Scroll down to check your answers to our poster puzzles, or further down for a copy of our poster, or even further for hints if you're stuck!
MAA MathFest 2023 attendees: If you have questions, you can find MaPP volunteer Steven Clontz at "The PROSE Consortium" exhibit booth during most of the meeting!
What is MaPP anyway?
The mission of Mathematical Puzzle Programs (MaPP) is to organize quality events which get students moving around, engaged in problems, and having fun by learning and using mathematics to solve a series of puzzles.
Our signature event, the MaPP Challenge, is a puzzlehunt event ran at several college campuses across the country each year, open to their local communities, particularly high school students. Players find puzzles hidden at physical locations across campus, delivered through a GPS-enabled smart device applicaiton. Correct solutions generally lead to new locations and additional puzzles, and our main puzzles are inspired by concepts from contemporary mathematics subjects and research. Email us at firstname.lastname@example.org to get involved!
This puzzle requires the use of a common code used in our "cryptic puzzles". Ever heard of flag semaphore?
In order to read semaphore, you'll need to orient the flags in a common direction.
There are five semaphore figures, but the solution has eleven letters.
Some of the letters in the hidden word are encoded by circles. These can also be converted into semaphore configurations, but how?
Did you notice that the circles match the three puzzle colors? How might you take a section of the poster associated with a puzzle color and obtain a semaphore letter?
This puzzle includes an incomplete grid of the letters A-Y. You'll need to find a way to insert the missing letters shown into the grid.
Each row of the grid has a certain rule that fits exactly five of the 25 letters used in the puzzle.
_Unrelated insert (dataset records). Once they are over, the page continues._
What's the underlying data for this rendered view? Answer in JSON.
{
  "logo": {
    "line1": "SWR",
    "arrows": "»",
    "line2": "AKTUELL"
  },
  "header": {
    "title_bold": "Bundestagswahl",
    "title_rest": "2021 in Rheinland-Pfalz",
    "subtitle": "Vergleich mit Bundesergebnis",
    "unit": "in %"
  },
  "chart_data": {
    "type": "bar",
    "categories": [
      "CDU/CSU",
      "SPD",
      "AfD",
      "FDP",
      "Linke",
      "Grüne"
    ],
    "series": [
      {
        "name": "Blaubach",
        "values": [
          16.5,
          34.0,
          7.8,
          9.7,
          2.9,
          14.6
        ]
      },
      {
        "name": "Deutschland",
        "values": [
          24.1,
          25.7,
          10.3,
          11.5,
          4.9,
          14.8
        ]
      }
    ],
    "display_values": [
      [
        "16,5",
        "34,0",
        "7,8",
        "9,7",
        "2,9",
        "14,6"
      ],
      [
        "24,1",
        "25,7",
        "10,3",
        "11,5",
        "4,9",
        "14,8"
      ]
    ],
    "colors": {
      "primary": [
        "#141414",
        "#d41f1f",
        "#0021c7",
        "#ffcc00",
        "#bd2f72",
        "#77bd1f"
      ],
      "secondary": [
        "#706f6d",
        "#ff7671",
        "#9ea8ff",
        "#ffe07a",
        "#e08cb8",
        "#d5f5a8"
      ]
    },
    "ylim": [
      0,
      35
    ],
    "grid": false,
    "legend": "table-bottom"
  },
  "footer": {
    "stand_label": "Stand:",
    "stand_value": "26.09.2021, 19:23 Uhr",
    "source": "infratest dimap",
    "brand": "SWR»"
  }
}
This rule has to do with a mathematical field called "topology": each letter in a row can be deformed into every other letter in a certain way.
All the letters in each row are "homeomorphic", which is a mathy way to ensure that they all have the same kinds of loops and intersections, even if they aren't "congruent" geometrically.
Once all the homeomorphic letters are positioned in alphabetical order in each row, the numbers 1-8 designate which letters can be extracted into the eight-letter solution.
This puzzle is all about data analysis. The images at the base somehow describe the two example datasets of six integers given for each.
To solve this puzzle, you'll need to figure out the rule that connects the eight datasets with the figures at the base. Then each dataset yields a letter, spelling an eight-letter solution.
The key is to consider how close the datapoints are to each other. For example, 65 is closer to 68 than 13 is to 19.
The first two columns of each figure describe how among the six datapoints given, there is always a pair that is closer together than any other pair of numbers.
Imagine the numbers positioned on a number line, and that these points grew outward into line segments at the same speed. When would these segments start to overlap? What would that look like? Eventually they'd all overlap, which is why the last column of each figure is always a single line segment.